Access to skinny water and the ability to launch anywhere are the two most prominent advantages to fishing under paddle power. At no other time is this more advantageous than during the spring spawning runs.
When longer days and warming water temperatures spur the urge to spawn, many species go on the move. On reservoirs, ponds and lakes, bass, crappie and bream will all be shallow in some stage of the spawn. The shallow draft of a canoe or kayak allows anglers to sneak into backwaters to find the beds.
But even more exciting this time of year are the species that run out of the reservoirs and up the creeks and rivers. Up any tributary that feeds a good fishery, spring offers the best fishing of the year for one species or another.
Each spring, white bass in huge numbers push up rivers and creeks to spawn.

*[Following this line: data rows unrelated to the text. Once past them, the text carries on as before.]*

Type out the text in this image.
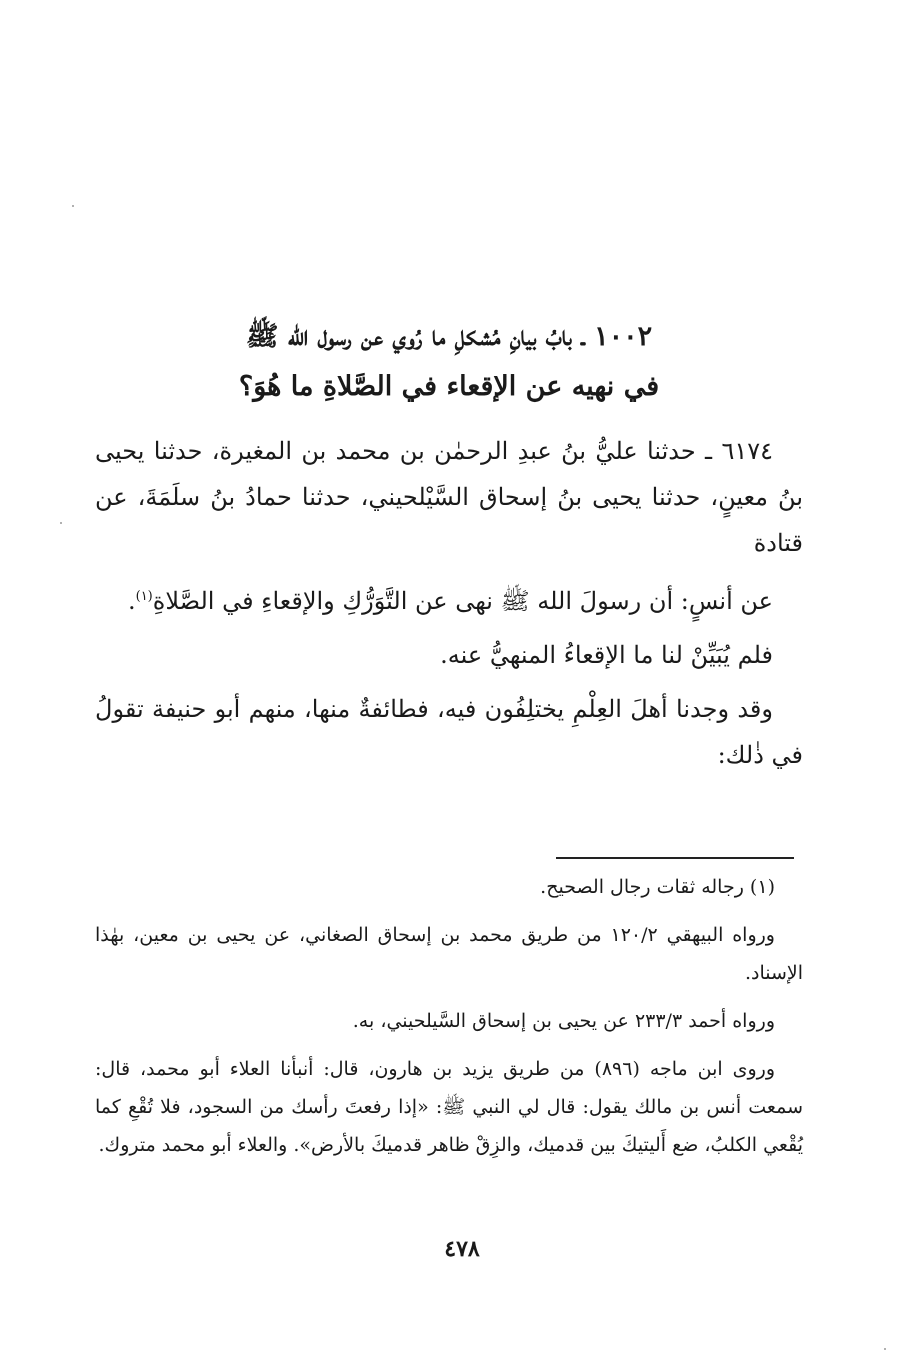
١٠٠٢ ـ بابُ بيانِ مُشكلِ ما رُوي عن رسول الله ﷺ
في نهيه عن الإقعاء في الصَّلاةِ ما هُوَ؟

٦١٧٤ ـ حدثنا عليُّ بنُ عبدِ الرحمٰن بن محمد بن المغيرة، حدثنا يحيى بنُ معينٍ، حدثنا يحيى بنُ إسحاق السَّيْلحيني، حدثنا حمادُ بنُ سلَمَةَ، عن قتادة

عن أنسٍ: أن رسولَ الله ﷺ نهى عن التَّوَرُّكِ والإقعاءِ في الصَّلاةِ$^{(١)}$.

فلم يُبَيِّنْ لنا ما الإقعاءُ المنهيُّ عنه.

وقد وجدنا أهلَ العِلْمِ يختلِفُون فيه، فطائفةٌ منها، منهم أبو حنيفة تقولُ في ذٰلك:

(١) رجاله ثقات رجال الصحيح.

ورواه البيهقي ١٢٠/٢ من طريق محمد بن إسحاق الصغاني، عن يحيى بن معين، بهٰذا الإسناد.

ورواه أحمد ٢٣٣/٣ عن يحيى بن إسحاق السَّيلحيني، به.

وروى ابن ماجه (٨٩٦) من طريق يزيد بن هارون، قال: أنبأنا العلاء أبو محمد، قال: سمعت أنس بن مالك يقول: قال لي النبي ﷺ: «إذا رفعتَ رأسك من السجود، فلا تُقْعِ كما يُقْعي الكلبُ، ضع أَليتيكَ بين قدميك، والزِقْ ظاهر قدميكَ بالأرض». والعلاء أبو محمد متروك.

٤٧٨
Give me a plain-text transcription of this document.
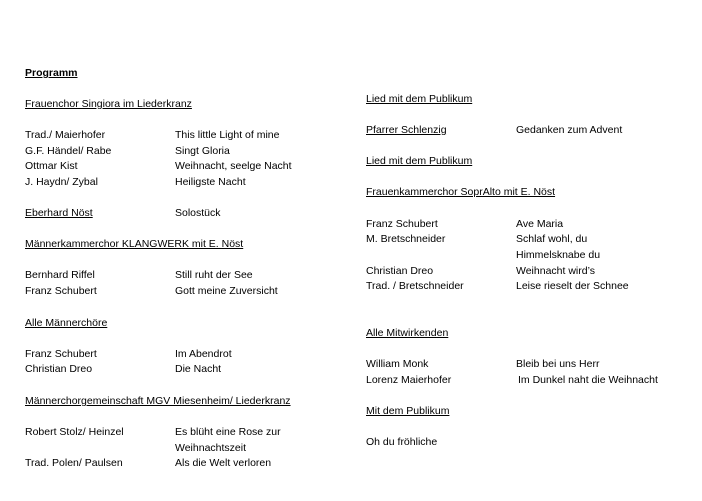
Programm
Frauenchor Singiora im Liederkranz
Trad./ Maierhofer	This little Light of mine
G.F. Händel/ Rabe	Singt Gloria
Ottmar Kist	Weihnacht, seelge Nacht
J. Haydn/ Zybal	Heiligste Nacht
Eberhard Nöst	Solostück
Männerkammerchor KLANGWERK mit E. Nöst
Bernhard Riffel	Still ruht der See
Franz Schubert	Gott meine Zuversicht
Alle Männerchöre
Franz Schubert	Im Abendrot
Christian Dreo	Die Nacht
Männerchorgemeinschaft MGV Miesenheim/ Liederkranz
Robert Stolz/ Heinzel	Es blüht eine Rose zur
Weihnachtszeit
Trad. Polen/ Paulsen	Als die Welt verloren
Lied mit dem Publikum
Pfarrer Schlenzig	Gedanken zum Advent
Lied mit dem Publikum
Frauenkammerchor SoprAlto mit E. Nöst
Franz Schubert	Ave Maria
M. Bretschneider	Schlaf wohl, du
Himmelsknabe du
Christian Dreo	Weihnacht wird’s
Trad. / Bretschneider	Leise rieselt der Schnee
Alle Mitwirkenden
William Monk	Bleib bei uns Herr
Lorenz Maierhofer	Im Dunkel naht die Weihnacht
Mit dem Publikum
Oh du fröhliche
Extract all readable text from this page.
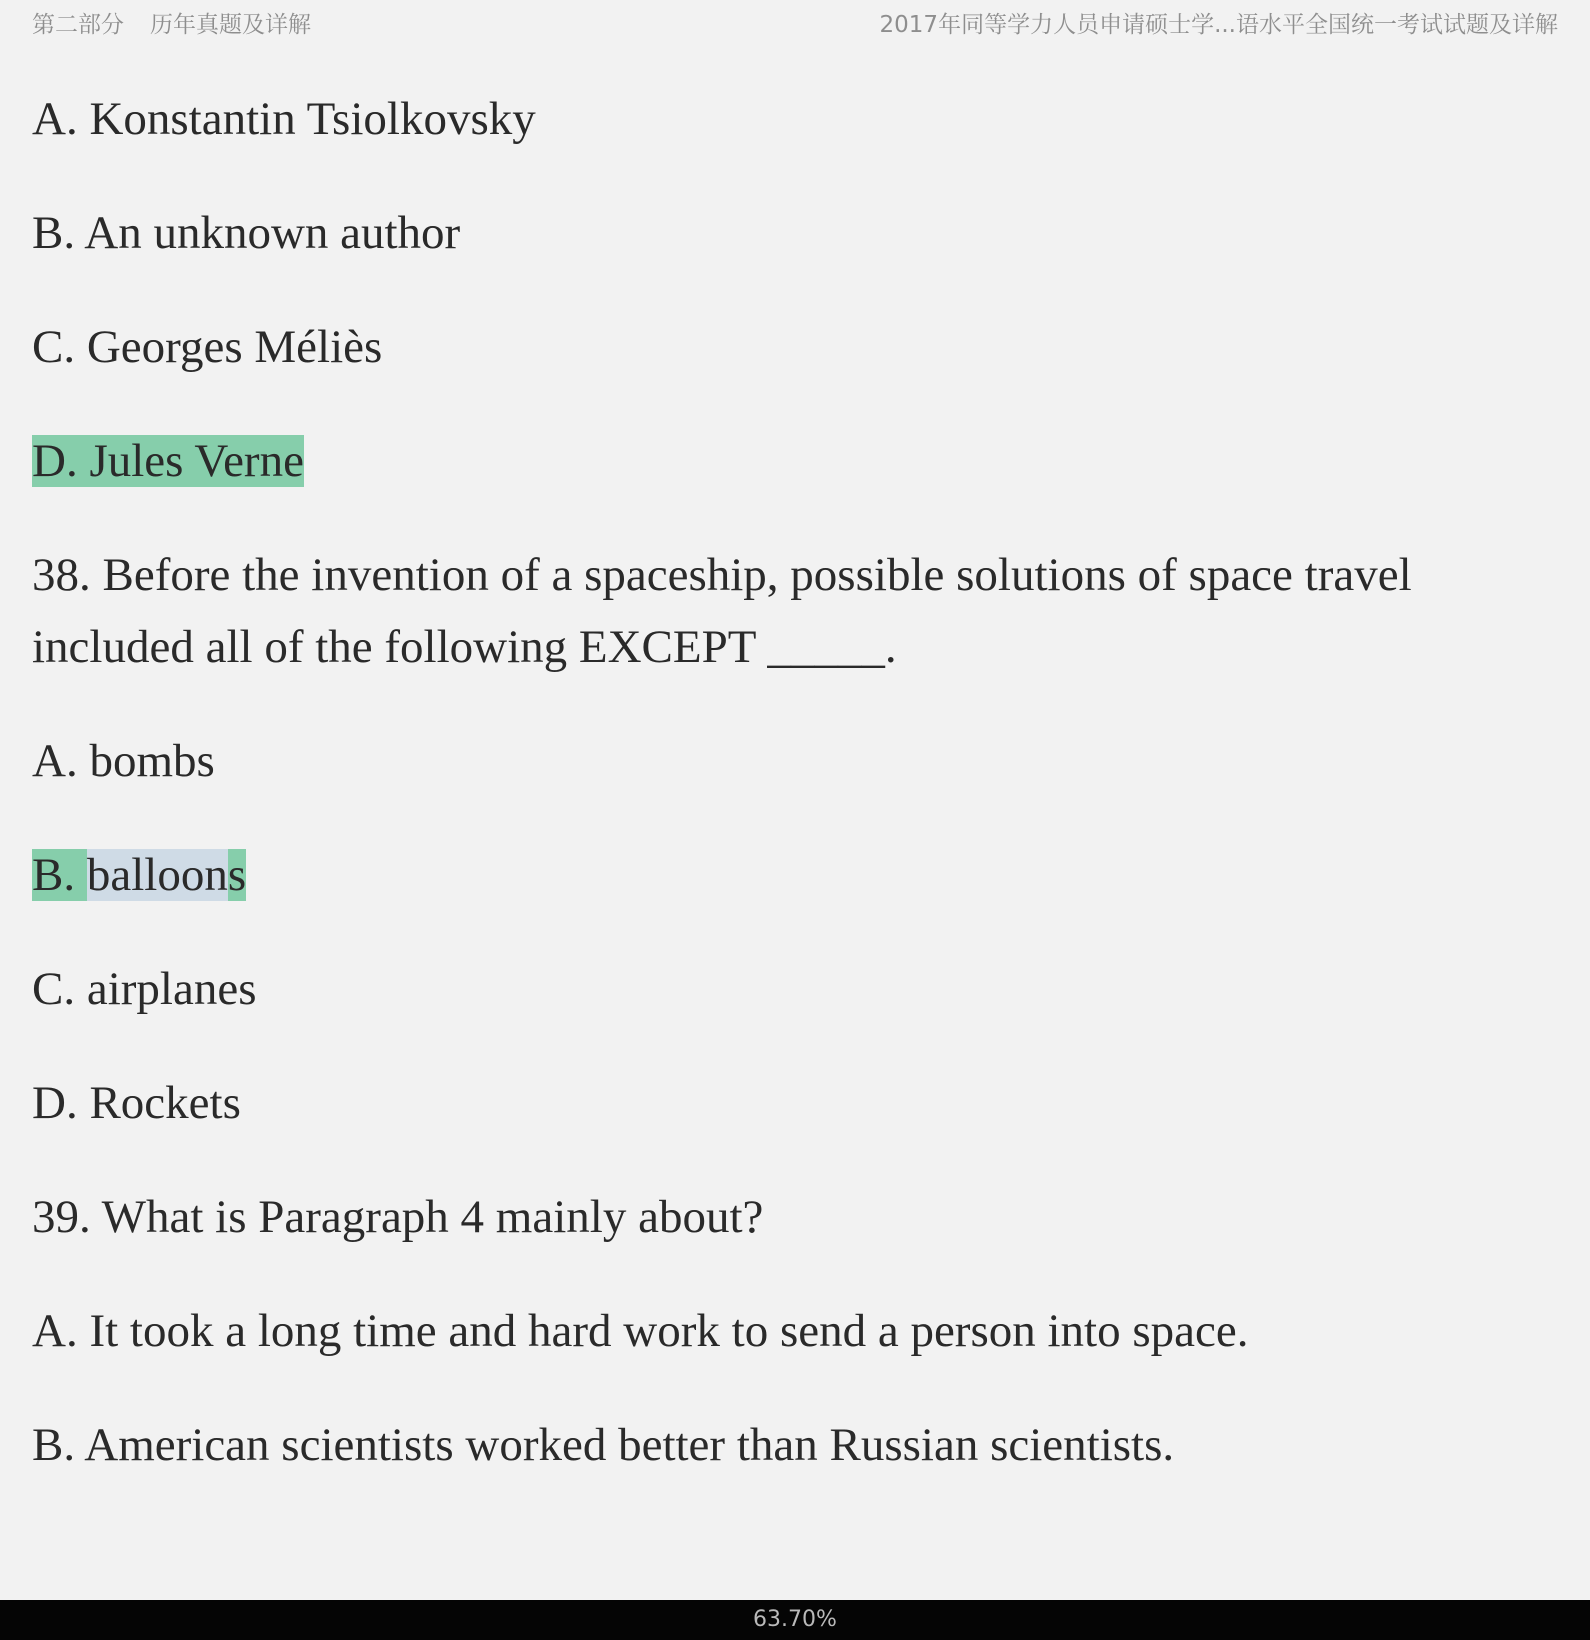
第二部分 历年真题及详解	2017年同等学力人员申请硕士学...语水平全国统一考试试题及详解
A. Konstantin Tsiolkovsky
B. An unknown author
C. Georges Méliès
D. Jules Verne
38. Before the invention of a spaceship, possible solutions of space travel
included all of the following EXCEPT _____.
A. bombs
B. balloons
C. airplanes
D. Rockets
39. What is Paragraph 4 mainly about?
A. It took a long time and hard work to send a person into space.
B. American scientists worked better than Russian scientists.
63.70%
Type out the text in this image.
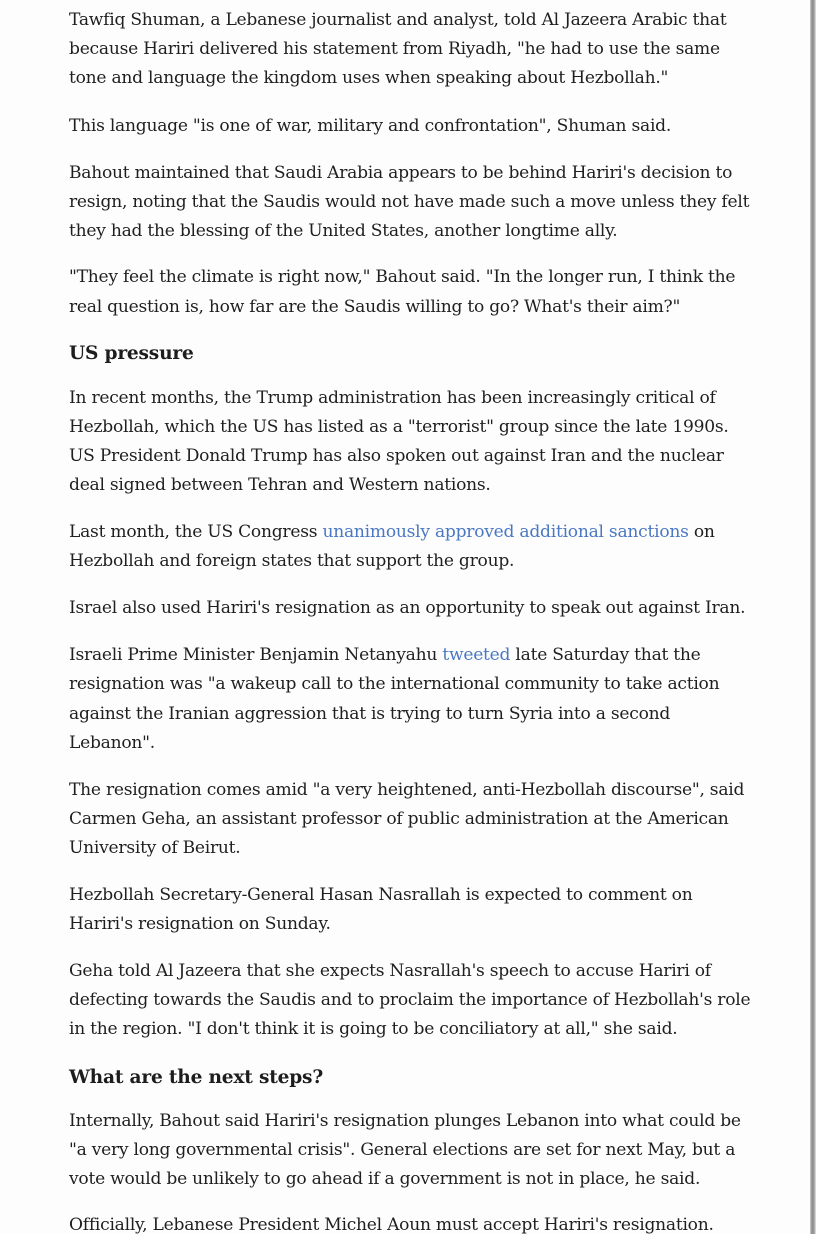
Tawfiq Shuman, a Lebanese journalist and analyst, told Al Jazeera Arabic that because Hariri delivered his statement from Riyadh, "he had to use the same tone and language the kingdom uses when speaking about Hezbollah."

This language "is one of war, military and confrontation", Shuman said.

Bahout maintained that Saudi Arabia appears to be behind Hariri's decision to resign, noting that the Saudis would not have made such a move unless they felt they had the blessing of the United States, another longtime ally.

"They feel the climate is right now," Bahout said. "In the longer run, I think the real question is, how far are the Saudis willing to go? What's their aim?"

US pressure

In recent months, the Trump administration has been increasingly critical of Hezbollah, which the US has listed as a "terrorist" group since the late 1990s. US President Donald Trump has also spoken out against Iran and the nuclear deal signed between Tehran and Western nations.

Last month, the US Congress unanimously approved additional sanctions on Hezbollah and foreign states that support the group.

Israel also used Hariri's resignation as an opportunity to speak out against Iran.

Israeli Prime Minister Benjamin Netanyahu tweeted late Saturday that the resignation was "a wakeup call to the international community to take action against the Iranian aggression that is trying to turn Syria into a second Lebanon".

The resignation comes amid "a very heightened, anti-Hezbollah discourse", said Carmen Geha, an assistant professor of public administration at the American University of Beirut.

Hezbollah Secretary-General Hasan Nasrallah is expected to comment on Hariri's resignation on Sunday.

Geha told Al Jazeera that she expects Nasrallah's speech to accuse Hariri of defecting towards the Saudis and to proclaim the importance of Hezbollah's role in the region. "I don't think it is going to be conciliatory at all," she said.

What are the next steps?

Internally, Bahout said Hariri's resignation plunges Lebanon into what could be "a very long governmental crisis". General elections are set for next May, but a vote would be unlikely to go ahead if a government is not in place, he said.

Officially, Lebanese President Michel Aoun must accept Hariri's resignation.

They stage in the current breaks and provide fast action for anglers throwing spinners, curly tail jigs, small crank-baits and even flies. In a canoe or kayak, white bass make for an interesting float trip. Drift down the river, prospecting with a few casts in each eddy. That first strike tells you it’s time to drop anchor. Where there is one white bass, there is usually a whole school. They might weigh a pound on average, but they can get up to four or five pounds and fight much harder than their weight.
In many fisheries, walleye are most susceptible when they head upriver to spawn. For a fish that spends most of its time in the deepest water it can find, the spring run is really the only time a paddling angler can target them efficiently. They are consolidated in the river, where they school up near the bottom behind sandbars or other current breaks. They can be caught with deep-running lures bounced slowly along the bottom or a live baitfish fished with enough weight to keep it down near the bottom.
The king of the spring spawning runs has to be the landlocked striped bass that state wildlife agencies stock in reservoirs. There is no freshwater fish so large and powerful that can be found in such skinny water. In many systems, the spring run is just a precursor to the larger summer runs that occur when reservoir water conditions become uncomfortable for the fish. In spring and summer, chucking an oversized swimbait to eddies created by wood structure or drifting a live baitfish on a circle hook under a balloon can lead to surprisingly large results.
And the best thing about these spring runs is access to them can actually be better for anglers in little plastic boats. Bank-bound anglers are limited to one stretch of shoreline. Big boats are impeded by shoals and shallow water. With a canoe or kayak, the only limitations are private property and the distance you’re willing to carry a boat to launch.